Transformers’ concealed state contributes to their potency. However, it also limits them. The model would have to search through its complete lookup table in order to “say” even a single word about a book that a transformer had just finished reading. This would need as much processing power as reading the full book again.
Thus, Sun and colleagues came up with the idea of using a machine learning model to replace the hidden state; think of them as nesting dolls of AI, or model within a model.
The basic idea—which may seem a little technical—is that the TTT model’s internal machine learning model doesn’t keep growing as it processes more data, in contrast to a transformer’s lookup table. Rather, TTT models are very performant because the data they process is encoded into representative variables called weights. The size of a TTT model’s internal model remains constant regardless of the amount of data it processes.
Future TTT models, according to Sun, could effectively interpret billions of data points, including texts, photos, audio files, and movies. That is much more than what the models of today are capable of.
According to Sun, their system can discuss a book in X words without requiring the computational overhead of reading it X times. Large transformer-based video models, like Sora, are limited to processing 10 seconds of footage due to their “brain” being a lookup table. Their ultimate objective is to create a system that is capable of processing an extended movie that closely resembles the visual experience of a human life.
Skepticism regarding the TTT models
Will TTT models someday become obsolete? They were able to. It’s too soon to say for sure, though.
Transformers cannot be swapped out for TTT models. Furthermore, because the researchers only created two small models for their research, it is currently challenging to compare TTT as a technique to some of the more extensive transformer implementations that are available.
Mike Cook, senior lecturer in the informatics department at King’s College London, who was not involved in the TTT research, said he thought the innovation was perfectly interesting and that it would be great news if the data supported the claims that it increased efficiency. However, he could not determine whether the new architecture was better than the existing ones. When he was an undergraduate, an old professor of him used to quip, “How do you solve any problem in computer science?” Increase the abstraction level one further. That’s clearly brought to mind by adding a neural network inside a neural network.

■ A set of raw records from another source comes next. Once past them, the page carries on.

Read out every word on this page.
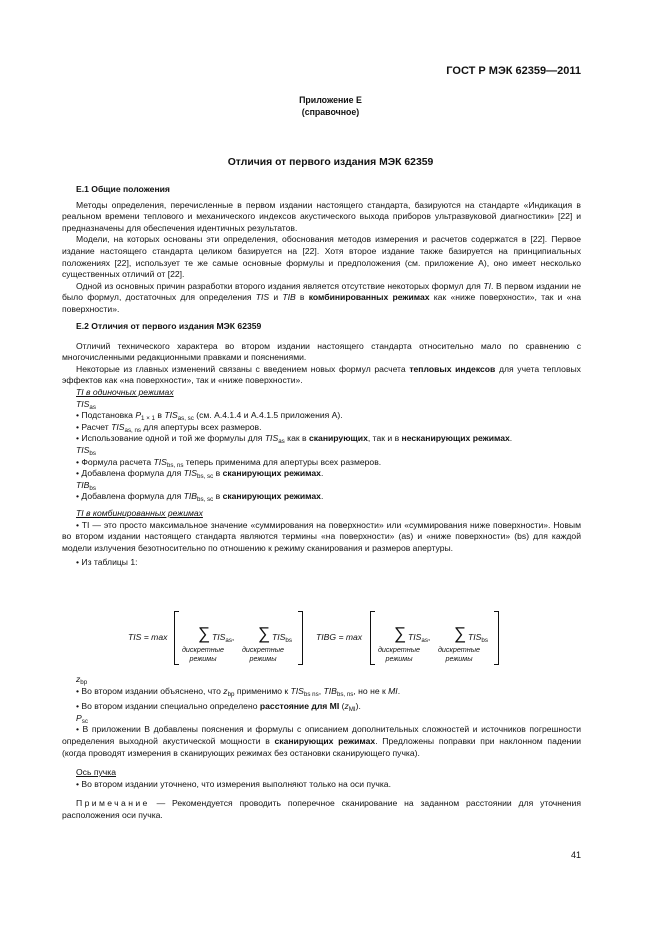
ГОСТ Р МЭК 62359—2011
Приложение E
(справочное)
Отличия от первого издания МЭК 62359
E.1 Общие положения
Методы определения, перечисленные в первом издании настоящего стандарта, базируются на стандарте «Индикация в реальном времени теплового и механического индексов акустического выхода приборов ультразвуковой диагностики» [22] и предназначены для обеспечения идентичных результатов.
Модели, на которых основаны эти определения, обоснования методов измерения и расчетов содержатся в [22]. Первое издание настоящего стандарта целиком базируется на [22]. Хотя второе издание также базируется на принципиальных положениях [22], использует те же самые основные формулы и предположения (см. приложение А), оно имеет несколько существенных отличий от [22].
Одной из основных причин разработки второго издания является отсутствие некоторых формул для TI. В первом издании не было формул, достаточных для определения TIS и TIB в комбинированных режимах как «ниже поверхности», так и «на поверхности».
E.2 Отличия от первого издания МЭК 62359
Отличий технического характера во втором издании настоящего стандарта относительно мало по сравнению с многочисленными редакционными правками и пояснениями.
Некоторые из главных изменений связаны с введением новых формул расчета тепловых индексов для учета тепловых эффектов как «на поверхности», так и «ниже поверхности».
TI в одиночных режимах
$TIS_{as}$
• Подстановка $P_{1 \times 1}$ в $TIS_{as, sc}$ (см. А.4.1.4 и А.4.1.5 приложения А).
• Расчет $TIS_{as, ns}$ для апертуры всех размеров.
• Использование одной и той же формулы для $TIS_{as}$ как в сканирующих, так и в несканирующих режимах.
$TIS_{bs}$
• Формула расчета $TIS_{bs, ns}$ теперь применима для апертуры всех размеров.
• Добавлена формула для $TIS_{bs, sc}$ в сканирующих режимах.
$TIB_{bs}$
• Добавлена формула для $TIB_{bs, sc}$ в сканирующих режимах.
TI в комбинированных режимах
• TI — это просто максимальное значение «суммирования на поверхности» или «суммирования ниже поверхности». Новым во втором издании настоящего стандарта являются термины «на поверхности» (as) и «ниже поверхности» (bs) для каждой модели излучения безотносительно по отношению к режиму сканирования и размеров апертуры.
• Из таблицы 1:
TIS = max ∑ $TIS_{as}$,
дискретные
режимы
∑ $TIS_{bs}$
дискретные
режимы
TIBG = max ∑ $TIS_{as}$,
дискретные
режимы
∑ $TIS_{bs}$
дискретные
режимы
$z_{bp}$
• Во втором издании объяснено, что $z_{bp}$ применимо к $TIS_{bs ns}$, $TIB_{bs, ns}$, но не к MI.
• Во втором издании специально определено расстояние для MI $(z_{MI})$.
$P_{sc}$
• В приложении B добавлены пояснения и формулы с описанием дополнительных сложностей и источников погрешности определения выходной акустической мощности в сканирующих режимах. Предложены поправки при наклонном падении (когда проводят измерения в сканирующих режимах без остановки сканирующего пучка).
Ось пучка
• Во втором издании уточнено, что измерения выполняют только на оси пучка.
Примечание — Рекомендуется проводить поперечное сканирование на заданном расстоянии для уточнения расположения оси пучка.
41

Regardless, the increased pace of research into transformer replacements indicates a growing awareness of the need for a breakthrough.
Mistral, an AI firm, unveiled a model this week called Codestral Mamba, which is based on another transformer alternative known as state space models (SSMs). SSMs, like TTT models, appear to be more computationally efficient than transformers and can handle larger datasets.
AI21 Labs is also investigating SSMs. So is Cartesia, which pioneered some of the early SSMs, as well as Mamba and Mamba-2, the namesakes of Codestral Mamba.
If these attempts succeed, generative AI may become even more accessible and widespread than it is today – for better or worse.